Lyft drivers spread the Gospel with ride-hailing ministries
Drivers and riders ride through the neighborhood in the company of an Uber driver. (Credit: David Wilson/Yahoo!)
In a car filled to the brim with a family and a dozen or so other passengers, a family of five waits patiently — and patiently — for their ride to come.
Their car is waiting outside in the company of one of Uber’s own drivers as well as his daughter, a young woman who’s excited to have the chance to learn about life, love and community. She’s here to serve as a driver’s assistant, with the expectation that she’ll have the chance to make a change for both the families that ride at her side, and Uber itself.
Ride-hailing has become a $40 billion business in the US. With Uber’s help, the ride-sharing giant was able to create a workforce in its home base of San Francisco that is more than 25,000 people strong.
The first ride-hailing company to go public in 2010, it now has about 70,000 employees. Uber has made it possible for its drivers to provide rides for some of the most economically disadvantaged communities in the US. But its success has come at a cost: it’s been the recipient of intense scrutiny from some quarters, including from Senator Bernie Sanders of Vermont.
“Uber is the best advertisement for the failure of the entire idea of public transportation,” he wrote in a November 2017 op-ed for the San Francisco Chronicle.
The senator’s concerns were particularly acute as the company was attempting to expand beyond its namesake city to Los Angeles and New York.
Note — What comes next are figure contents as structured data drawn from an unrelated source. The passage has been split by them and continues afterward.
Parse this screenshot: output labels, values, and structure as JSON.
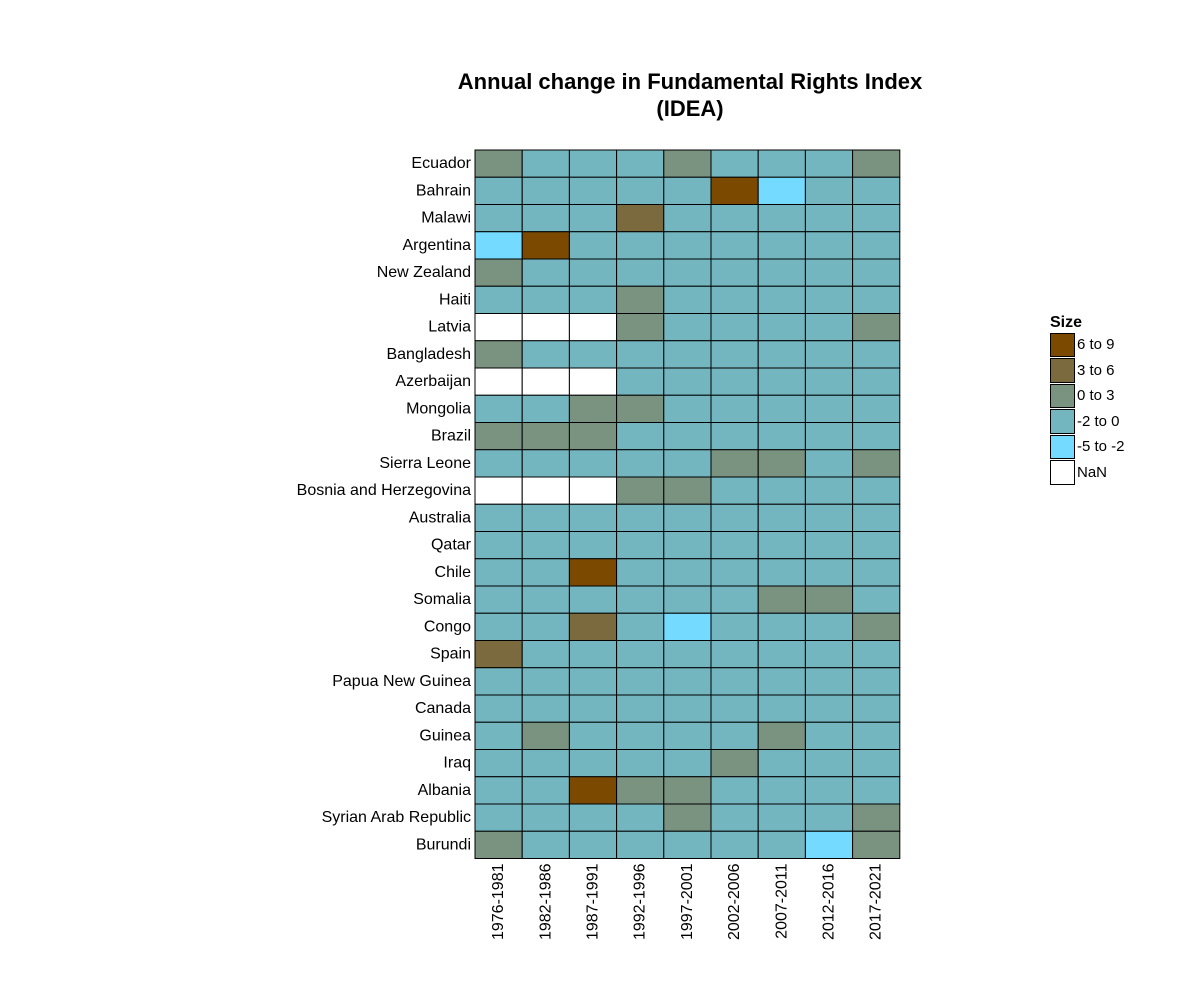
{
  "chart_data": {
    "type": "heatmap",
    "title_lines": [
      "Annual change in Fundamental Rights Index",
      "(IDEA)"
    ],
    "xlabel": "",
    "ylabel": "",
    "x": [
      "1976-1981",
      "1982-1986",
      "1987-1991",
      "1992-1996",
      "1997-2001",
      "2002-2006",
      "2007-2011",
      "2012-2016",
      "2017-2021"
    ],
    "y": [
      "Ecuador",
      "Bahrain",
      "Malawi",
      "Argentina",
      "New Zealand",
      "Haiti",
      "Latvia",
      "Bangladesh",
      "Azerbaijan",
      "Mongolia",
      "Brazil",
      "Sierra Leone",
      "Bosnia and Herzegovina",
      "Australia",
      "Qatar",
      "Chile",
      "Somalia",
      "Congo",
      "Spain",
      "Papua New Guinea",
      "Canada",
      "Guinea",
      "Iraq",
      "Albania",
      "Syrian Arab Republic",
      "Burundi"
    ],
    "legend": {
      "title": "Size",
      "placement": "right",
      "bins": [
        {
          "label": "6 to 9",
          "color": "#7b4a00"
        },
        {
          "label": "3 to 6",
          "color": "#7a6a3e"
        },
        {
          "label": "0 to 3",
          "color": "#7a9280"
        },
        {
          "label": "-2 to 0",
          "color": "#74b6c0"
        },
        {
          "label": "-5 to -2",
          "color": "#74daff"
        },
        {
          "label": "NaN",
          "color": "#ffffff"
        }
      ]
    },
    "cells": [
      [
        "0 to 3",
        "-2 to 0",
        "-2 to 0",
        "-2 to 0",
        "0 to 3",
        "-2 to 0",
        "-2 to 0",
        "-2 to 0",
        "0 to 3"
      ],
      [
        "-2 to 0",
        "-2 to 0",
        "-2 to 0",
        "-2 to 0",
        "-2 to 0",
        "6 to 9",
        "-5 to -2",
        "-2 to 0",
        "-2 to 0"
      ],
      [
        "-2 to 0",
        "-2 to 0",
        "-2 to 0",
        "3 to 6",
        "-2 to 0",
        "-2 to 0",
        "-2 to 0",
        "-2 to 0",
        "-2 to 0"
      ],
      [
        "-5 to -2",
        "6 to 9",
        "-2 to 0",
        "-2 to 0",
        "-2 to 0",
        "-2 to 0",
        "-2 to 0",
        "-2 to 0",
        "-2 to 0"
      ],
      [
        "0 to 3",
        "-2 to 0",
        "-2 to 0",
        "-2 to 0",
        "-2 to 0",
        "-2 to 0",
        "-2 to 0",
        "-2 to 0",
        "-2 to 0"
      ],
      [
        "-2 to 0",
        "-2 to 0",
        "-2 to 0",
        "0 to 3",
        "-2 to 0",
        "-2 to 0",
        "-2 to 0",
        "-2 to 0",
        "-2 to 0"
      ],
      [
        "NaN",
        "NaN",
        "NaN",
        "0 to 3",
        "-2 to 0",
        "-2 to 0",
        "-2 to 0",
        "-2 to 0",
        "0 to 3"
      ],
      [
        "0 to 3",
        "-2 to 0",
        "-2 to 0",
        "-2 to 0",
        "-2 to 0",
        "-2 to 0",
        "-2 to 0",
        "-2 to 0",
        "-2 to 0"
      ],
      [
        "NaN",
        "NaN",
        "NaN",
        "-2 to 0",
        "-2 to 0",
        "-2 to 0",
        "-2 to 0",
        "-2 to 0",
        "-2 to 0"
      ],
      [
        "-2 to 0",
        "-2 to 0",
        "0 to 3",
        "0 to 3",
        "-2 to 0",
        "-2 to 0",
        "-2 to 0",
        "-2 to 0",
        "-2 to 0"
      ],
      [
        "0 to 3",
        "0 to 3",
        "0 to 3",
        "-2 to 0",
        "-2 to 0",
        "-2 to 0",
        "-2 to 0",
        "-2 to 0",
        "-2 to 0"
      ],
      [
        "-2 to 0",
        "-2 to 0",
        "-2 to 0",
        "-2 to 0",
        "-2 to 0",
        "0 to 3",
        "0 to 3",
        "-2 to 0",
        "0 to 3"
      ],
      [
        "NaN",
        "NaN",
        "NaN",
        "0 to 3",
        "0 to 3",
        "-2 to 0",
        "-2 to 0",
        "-2 to 0",
        "-2 to 0"
      ],
      [
        "-2 to 0",
        "-2 to 0",
        "-2 to 0",
        "-2 to 0",
        "-2 to 0",
        "-2 to 0",
        "-2 to 0",
        "-2 to 0",
        "-2 to 0"
      ],
      [
        "-2 to 0",
        "-2 to 0",
        "-2 to 0",
        "-2 to 0",
        "-2 to 0",
        "-2 to 0",
        "-2 to 0",
        "-2 to 0",
        "-2 to 0"
      ],
      [
        "-2 to 0",
        "-2 to 0",
        "6 to 9",
        "-2 to 0",
        "-2 to 0",
        "-2 to 0",
        "-2 to 0",
        "-2 to 0",
        "-2 to 0"
      ],
      [
        "-2 to 0",
        "-2 to 0",
        "-2 to 0",
        "-2 to 0",
        "-2 to 0",
        "-2 to 0",
        "0 to 3",
        "0 to 3",
        "-2 to 0"
      ],
      [
        "-2 to 0",
        "-2 to 0",
        "3 to 6",
        "-2 to 0",
        "-5 to -2",
        "-2 to 0",
        "-2 to 0",
        "-2 to 0",
        "0 to 3"
      ],
      [
        "3 to 6",
        "-2 to 0",
        "-2 to 0",
        "-2 to 0",
        "-2 to 0",
        "-2 to 0",
        "-2 to 0",
        "-2 to 0",
        "-2 to 0"
      ],
      [
        "-2 to 0",
        "-2 to 0",
        "-2 to 0",
        "-2 to 0",
        "-2 to 0",
        "-2 to 0",
        "-2 to 0",
        "-2 to 0",
        "-2 to 0"
      ],
      [
        "-2 to 0",
        "-2 to 0",
        "-2 to 0",
        "-2 to 0",
        "-2 to 0",
        "-2 to 0",
        "-2 to 0",
        "-2 to 0",
        "-2 to 0"
      ],
      [
        "-2 to 0",
        "0 to 3",
        "-2 to 0",
        "-2 to 0",
        "-2 to 0",
        "-2 to 0",
        "0 to 3",
        "-2 to 0",
        "-2 to 0"
      ],
      [
        "-2 to 0",
        "-2 to 0",
        "-2 to 0",
        "-2 to 0",
        "-2 to 0",
        "0 to 3",
        "-2 to 0",
        "-2 to 0",
        "-2 to 0"
      ],
      [
        "-2 to 0",
        "-2 to 0",
        "6 to 9",
        "0 to 3",
        "0 to 3",
        "-2 to 0",
        "-2 to 0",
        "-2 to 0",
        "-2 to 0"
      ],
      [
        "-2 to 0",
        "-2 to 0",
        "-2 to 0",
        "-2 to 0",
        "0 to 3",
        "-2 to 0",
        "-2 to 0",
        "-2 to 0",
        "0 to 3"
      ],
      [
        "0 to 3",
        "-2 to 0",
        "-2 to 0",
        "-2 to 0",
        "-2 to 0",
        "-2 to 0",
        "-2 to 0",
        "-5 to -2",
        "0 to 3"
      ]
    ]
  }
}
In 2015, in addition to the cities mentioned by Sanders, Uber started testing a service called UberEats in New York and San Francisco.
In a way, ride-hailing hasn’t changed since it launched in San Francisco: the drivers are the product and the product is the service. It’s built on partnerships between public and private entities.
In many ways, the private, independent drivers have been the public face of the company. They have been the ones the media focus on — often in the form of “bad news,” which often shows up in the form of the most unflattering headlines of the year.